Maja hanya memutar bola matanya mendengarkan ucapan Satrio. Tentu saja hewan gaib normal berbeda dengan makhluk gaib sepertinya yang memiliki kepintaran dan bisa melakukan kultivasi ataupun meditasi untuk memperkuat dirinya sendiri.
Kemudian dia berbaring di lantai yang berada diantara kasur tempat Arya dan Satrio beristirahat.
Pertarungan yang dia lakukan hari ini cukup menguras tenaganya, dia harus berhadapan dengan beberapa Iblis seorang diri.
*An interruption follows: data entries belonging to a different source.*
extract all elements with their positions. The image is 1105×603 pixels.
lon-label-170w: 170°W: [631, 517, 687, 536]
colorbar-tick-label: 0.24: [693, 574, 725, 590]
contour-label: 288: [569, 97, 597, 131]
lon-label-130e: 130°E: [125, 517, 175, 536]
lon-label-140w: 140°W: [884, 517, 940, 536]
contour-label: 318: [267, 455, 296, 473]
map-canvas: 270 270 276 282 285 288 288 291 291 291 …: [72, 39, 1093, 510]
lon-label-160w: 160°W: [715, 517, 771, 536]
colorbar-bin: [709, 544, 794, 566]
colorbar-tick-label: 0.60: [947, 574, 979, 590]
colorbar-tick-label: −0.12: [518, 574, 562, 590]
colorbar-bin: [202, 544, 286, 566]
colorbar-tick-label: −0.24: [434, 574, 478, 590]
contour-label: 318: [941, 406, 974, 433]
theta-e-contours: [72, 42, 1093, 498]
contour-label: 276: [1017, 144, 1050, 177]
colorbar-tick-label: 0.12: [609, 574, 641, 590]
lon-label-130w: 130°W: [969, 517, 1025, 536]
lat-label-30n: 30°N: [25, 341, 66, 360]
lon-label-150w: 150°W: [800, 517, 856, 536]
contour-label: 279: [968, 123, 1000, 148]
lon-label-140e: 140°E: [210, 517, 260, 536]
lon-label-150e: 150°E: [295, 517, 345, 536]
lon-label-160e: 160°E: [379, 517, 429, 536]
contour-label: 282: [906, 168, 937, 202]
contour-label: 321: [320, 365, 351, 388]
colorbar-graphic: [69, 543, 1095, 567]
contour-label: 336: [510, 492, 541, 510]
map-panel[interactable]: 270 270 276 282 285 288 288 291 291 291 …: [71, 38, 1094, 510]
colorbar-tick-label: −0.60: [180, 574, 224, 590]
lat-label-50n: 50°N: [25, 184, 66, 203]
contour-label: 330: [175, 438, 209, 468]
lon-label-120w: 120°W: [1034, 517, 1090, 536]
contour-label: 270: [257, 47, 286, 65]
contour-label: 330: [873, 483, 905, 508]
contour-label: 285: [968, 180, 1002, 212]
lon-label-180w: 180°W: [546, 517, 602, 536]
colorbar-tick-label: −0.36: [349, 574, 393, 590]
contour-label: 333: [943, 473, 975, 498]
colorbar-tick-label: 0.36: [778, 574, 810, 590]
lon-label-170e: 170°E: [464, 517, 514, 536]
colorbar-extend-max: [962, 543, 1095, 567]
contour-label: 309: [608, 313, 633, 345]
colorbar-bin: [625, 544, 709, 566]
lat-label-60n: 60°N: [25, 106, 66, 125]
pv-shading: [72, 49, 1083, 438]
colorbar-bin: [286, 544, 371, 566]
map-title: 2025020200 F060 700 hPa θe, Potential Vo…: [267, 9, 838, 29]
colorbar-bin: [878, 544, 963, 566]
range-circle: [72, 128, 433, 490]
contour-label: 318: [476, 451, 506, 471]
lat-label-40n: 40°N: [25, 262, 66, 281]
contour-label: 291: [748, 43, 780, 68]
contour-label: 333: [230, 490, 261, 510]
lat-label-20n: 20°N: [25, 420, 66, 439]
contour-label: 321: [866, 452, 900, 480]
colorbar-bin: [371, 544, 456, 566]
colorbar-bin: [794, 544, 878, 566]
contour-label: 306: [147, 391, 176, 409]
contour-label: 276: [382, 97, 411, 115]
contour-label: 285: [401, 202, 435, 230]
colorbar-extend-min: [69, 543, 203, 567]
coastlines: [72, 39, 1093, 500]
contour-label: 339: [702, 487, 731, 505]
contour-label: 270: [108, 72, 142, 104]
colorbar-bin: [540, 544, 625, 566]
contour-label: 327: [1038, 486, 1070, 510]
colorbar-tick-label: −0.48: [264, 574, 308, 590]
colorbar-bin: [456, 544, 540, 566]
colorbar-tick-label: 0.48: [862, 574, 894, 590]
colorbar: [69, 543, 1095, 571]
Untung saja Maja memiliki tubuh yang kuat dan kecepatan yang mumpuni sehingga dia bisa memenangkan pertarungan tersebut.
Meskipun dia masih ingin bertarung dan membantu anggota lainnya, namun dengan keadaannya yang seperti ini dia hanya akan menjadi beban saja.
Oleh karena itu Maja lebih memilih untuk beristirahat di dalam ruangan perawatan yang memiliki formasi yang bisa mempercepat proses penyembuhan dan regenerasi tenaga dalam ini.
" Uh.. Terus gimana perasaannya waktu liat harimau betina? "
Satrio merasa bahwa Maja terlihat seperti mahluk gaib yang bersahabat dan senang berkomunikasi dengan manusia, oleh karena itu dia ingin bertanya lagi kepada Maja untuk menjawab rasa ingin tahunya.
" ….. "
Maja yang telah menutup matanya dan bermaksud untuk beristirahat membuka matanya dengan perlahan. Kemudian dia beranjak dari tidurnya dan menatap Arya dengan wajah yang datar.
" Arya, apa hukuman bila mahluk gaib menyerang manusia… ? "
"... Aku tertidur di ruangan ini dan tidak melihat apa apa.. "
Arya yang masih menatap langit langit berbicara dengan nada yang sama dengan Maja.
*Glek*
Satrio menelan ludahnya sendiri ketika melihat Maja tersenyum.